By rapidly introducing algorithmic systems, many countries have hoped to prevent further lockdown measures through simple solutions. The new report, Automated Decision-Making Systems in the COVID-19 Pandemic: A European Perspective, provides an overview of which technologies are being used – where and how. The report features the insights of scientists and journalists from 16 European countries regarding the application cases in each. Classifying the examples provided, the report compares various approaches pursued in Europe. It shows that among European countries – but particularly when comparing Europe to other parts of the world – there are considerable differences in how countries deal with the tensions involved with balancing the technologies’ potential for surveillance against protecting basic human rights.
Particularly in Asia and the Middle East, many countries are fully leveraging the potential for surveillance through technological applications. Here we see the widespread use of often mandatory apps designed to monitor those in quarantine as well as tracking wristbands and facial recognition technology in efforts to enforce restrictions. But we find invasive technological solutions and surveillance approaches in Europe as well: Poland has introduced an app that regularly requests the location data and photos of users as a means of ensuring compliance with quarantine measures. Downloading this app has been mandatory for all citizens since April. And Slovenia has adopted anti-corona legislation that gives the police force greater power to monitor the public through digital tools such as facial recognition.

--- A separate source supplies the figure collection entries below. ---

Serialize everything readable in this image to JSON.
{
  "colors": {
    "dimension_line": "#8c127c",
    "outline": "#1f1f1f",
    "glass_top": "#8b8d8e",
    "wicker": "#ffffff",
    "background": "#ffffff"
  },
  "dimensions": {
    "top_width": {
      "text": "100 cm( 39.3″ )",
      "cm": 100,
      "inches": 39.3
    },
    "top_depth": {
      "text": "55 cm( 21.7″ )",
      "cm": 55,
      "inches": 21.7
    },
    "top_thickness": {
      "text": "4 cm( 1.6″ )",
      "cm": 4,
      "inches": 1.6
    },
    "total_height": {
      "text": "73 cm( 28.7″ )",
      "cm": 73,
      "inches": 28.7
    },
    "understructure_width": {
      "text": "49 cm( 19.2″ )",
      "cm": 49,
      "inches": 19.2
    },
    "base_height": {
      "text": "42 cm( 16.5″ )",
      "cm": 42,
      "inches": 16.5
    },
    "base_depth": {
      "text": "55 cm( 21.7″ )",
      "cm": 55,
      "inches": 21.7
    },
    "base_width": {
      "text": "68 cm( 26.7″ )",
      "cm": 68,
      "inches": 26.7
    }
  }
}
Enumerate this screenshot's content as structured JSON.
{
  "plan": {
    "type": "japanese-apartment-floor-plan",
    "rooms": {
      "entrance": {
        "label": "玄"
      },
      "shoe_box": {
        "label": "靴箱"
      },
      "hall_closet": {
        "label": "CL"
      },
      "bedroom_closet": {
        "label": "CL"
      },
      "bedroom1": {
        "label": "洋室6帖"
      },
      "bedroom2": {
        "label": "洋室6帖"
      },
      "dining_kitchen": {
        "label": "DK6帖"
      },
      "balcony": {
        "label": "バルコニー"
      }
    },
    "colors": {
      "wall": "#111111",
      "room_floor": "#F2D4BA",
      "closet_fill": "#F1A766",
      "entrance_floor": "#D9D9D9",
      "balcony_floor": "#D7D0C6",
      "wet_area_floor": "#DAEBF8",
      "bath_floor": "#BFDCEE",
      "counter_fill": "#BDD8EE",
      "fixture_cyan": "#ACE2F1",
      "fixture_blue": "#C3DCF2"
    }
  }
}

At the same time, EU institutions and the WHO have called on states to ensure that the technologies in use do not violate human rights by issuing guidelines that include criteria such as voluntary participation, non-discrimination and compliance with data protection requirements. Many European countries have sought to integrate these criteria and thus rely on decentralized approaches (e.g., Estonia, Finland, Switzerland) and open-source technologies (e.g., Germany).
However, despite WHO warnings against a too-rapid rush to apply technological solutions, many of these technologies – such as contact-tracing apps – have been introduced in several countries before their benefits and their effectiveness in containing the pandemic have been determined. The report’s findings underscore the need to view technology as an important part of a larger effort to achieve a new normality, not as a silver bullet able to rapidly resolve all problems associated with the pandemic.
The publication is a special edition of the Automating Society Report 2020, which provides an overview of the applications, debates and regulatory decisions concerning European ADM systems in various areas. The report is scheduled to be published in October.